Um parêntese: quem me conhece sabe o quanto defendo que o estado seja laico e continue a sê-lo, mas evitar a todo custo qualquer referência religiosa em heráldica por prurido laicista é negar a história, porque a religião faz parte dela, inseparavelmente. Seja por ter constituído uma política de estado ou por causa da devoção de um fundador, a religião está presente na onomástica, no patrimônio material e imaterial, na memória da comunidade. Além do mais, muitos atributos icônicos de santos permitem leituras seculares: uma estrela pode simbolizar esperança; um capacete de soldado, coragem.
Enfim, proponho o brasão seguinte para Equador: de azul com uma faixeta de ouro, entre um casco romano e cinco estrelas postas como a constelação do Cruzeiro do Sul, tudo de prata; timbre: coroa mural de cinco torres de prata; suportes: dois ramos de algodoeiro de verde, folhados do mesmo, com capulhos de prata; divisa: Medio tutissimus ibo, escrita de negro em listel de prata. Observe-se, prezado leitor, que os esmaltes correspondem às cores que o município já usa na sua emblemática. Nenhuma dificuldade nisto, tampouco.

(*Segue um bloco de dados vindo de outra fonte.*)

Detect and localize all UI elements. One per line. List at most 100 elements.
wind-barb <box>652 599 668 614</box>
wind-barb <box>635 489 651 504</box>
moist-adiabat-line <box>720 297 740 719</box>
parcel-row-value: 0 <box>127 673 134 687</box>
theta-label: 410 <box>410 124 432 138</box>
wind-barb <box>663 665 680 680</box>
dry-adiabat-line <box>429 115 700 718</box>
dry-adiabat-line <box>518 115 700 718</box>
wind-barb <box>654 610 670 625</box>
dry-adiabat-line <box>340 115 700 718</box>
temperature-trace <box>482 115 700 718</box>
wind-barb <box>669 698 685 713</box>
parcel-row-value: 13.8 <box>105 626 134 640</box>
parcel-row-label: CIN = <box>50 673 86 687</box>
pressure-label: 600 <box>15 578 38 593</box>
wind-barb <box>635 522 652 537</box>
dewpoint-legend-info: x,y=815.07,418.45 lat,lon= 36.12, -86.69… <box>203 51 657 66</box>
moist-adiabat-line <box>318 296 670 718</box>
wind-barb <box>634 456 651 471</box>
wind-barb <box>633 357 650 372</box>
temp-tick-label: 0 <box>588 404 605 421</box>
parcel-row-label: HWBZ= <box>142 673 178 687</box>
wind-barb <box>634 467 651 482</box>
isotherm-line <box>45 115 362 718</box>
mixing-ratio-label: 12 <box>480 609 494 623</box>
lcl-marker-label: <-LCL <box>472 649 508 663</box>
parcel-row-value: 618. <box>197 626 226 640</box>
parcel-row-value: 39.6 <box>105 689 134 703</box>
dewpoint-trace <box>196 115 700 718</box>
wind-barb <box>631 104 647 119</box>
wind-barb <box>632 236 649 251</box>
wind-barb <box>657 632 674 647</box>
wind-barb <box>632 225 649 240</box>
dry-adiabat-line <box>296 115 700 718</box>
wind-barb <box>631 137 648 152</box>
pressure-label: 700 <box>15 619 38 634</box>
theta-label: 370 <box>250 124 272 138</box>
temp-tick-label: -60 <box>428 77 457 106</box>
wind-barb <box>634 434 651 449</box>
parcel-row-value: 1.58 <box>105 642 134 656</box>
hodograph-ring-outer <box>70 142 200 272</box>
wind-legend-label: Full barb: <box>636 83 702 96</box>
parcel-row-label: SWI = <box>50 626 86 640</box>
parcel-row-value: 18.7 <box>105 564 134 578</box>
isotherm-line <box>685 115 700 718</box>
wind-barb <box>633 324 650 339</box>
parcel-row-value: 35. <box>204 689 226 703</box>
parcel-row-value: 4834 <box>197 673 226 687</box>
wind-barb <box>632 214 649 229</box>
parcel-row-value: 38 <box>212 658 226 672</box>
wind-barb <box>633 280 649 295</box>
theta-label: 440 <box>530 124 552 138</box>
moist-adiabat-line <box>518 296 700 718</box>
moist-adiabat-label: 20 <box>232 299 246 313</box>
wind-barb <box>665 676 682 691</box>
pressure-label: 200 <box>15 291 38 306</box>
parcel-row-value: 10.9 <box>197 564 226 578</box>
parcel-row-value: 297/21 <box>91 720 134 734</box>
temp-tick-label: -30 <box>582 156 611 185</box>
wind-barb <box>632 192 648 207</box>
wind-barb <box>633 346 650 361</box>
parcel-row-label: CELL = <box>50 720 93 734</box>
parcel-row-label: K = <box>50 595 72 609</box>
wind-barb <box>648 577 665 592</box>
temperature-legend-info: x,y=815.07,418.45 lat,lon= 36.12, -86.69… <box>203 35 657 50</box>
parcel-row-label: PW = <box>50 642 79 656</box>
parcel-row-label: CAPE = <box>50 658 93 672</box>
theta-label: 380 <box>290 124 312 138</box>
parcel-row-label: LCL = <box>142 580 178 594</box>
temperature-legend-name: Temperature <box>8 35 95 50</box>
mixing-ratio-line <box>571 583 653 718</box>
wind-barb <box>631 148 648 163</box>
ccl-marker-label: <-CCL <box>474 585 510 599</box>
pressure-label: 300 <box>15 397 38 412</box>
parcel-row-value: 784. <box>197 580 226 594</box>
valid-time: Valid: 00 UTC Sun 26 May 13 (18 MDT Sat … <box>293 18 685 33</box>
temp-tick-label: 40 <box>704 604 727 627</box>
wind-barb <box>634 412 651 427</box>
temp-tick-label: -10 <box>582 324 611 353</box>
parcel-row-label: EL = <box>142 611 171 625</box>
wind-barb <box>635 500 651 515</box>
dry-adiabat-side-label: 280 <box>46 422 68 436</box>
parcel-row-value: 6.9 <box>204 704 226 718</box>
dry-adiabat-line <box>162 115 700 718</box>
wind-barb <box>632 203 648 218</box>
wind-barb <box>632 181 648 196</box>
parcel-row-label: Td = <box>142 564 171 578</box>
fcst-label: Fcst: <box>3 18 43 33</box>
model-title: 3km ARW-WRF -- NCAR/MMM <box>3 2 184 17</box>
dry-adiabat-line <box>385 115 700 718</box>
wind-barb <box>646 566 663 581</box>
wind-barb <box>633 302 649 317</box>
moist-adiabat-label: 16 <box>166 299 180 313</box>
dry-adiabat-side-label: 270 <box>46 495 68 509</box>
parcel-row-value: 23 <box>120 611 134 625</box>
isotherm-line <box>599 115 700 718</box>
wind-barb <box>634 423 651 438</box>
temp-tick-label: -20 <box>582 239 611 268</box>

Quanto aos ornamentos externos, a coroa mural está justificada nas postagens anteriores e os ramos de algodoeiro são quase um padrão seridoense, em virtude do ciclo econômico de que tratei nas mesmas postagens. Devo, ainda, remeter o paciente leitor a essas postagens para o que diz respeito à minha rejeição dos topônimos e das datas e à defesa das divisas. A que proponho para Equador acha-se nas Metamorfoses (2, 137) de Ovídio (43 a.C.-17/18 d.C.), poeta romano dos mais clássicos. A redação original é "Medio tutissimus ibis" e quer dizer "Pelo meio irás mais seguro". Adaptei, pois, ibis para ibo, isto é, 'irei'. No contexto da proposta, o meio refere ao nome Equador; o predicativo mais seguro, não só à origem da cidade na busca de proteção contra a peste, mas também à virtude da temperança, muito coerente com o verbo no futuro.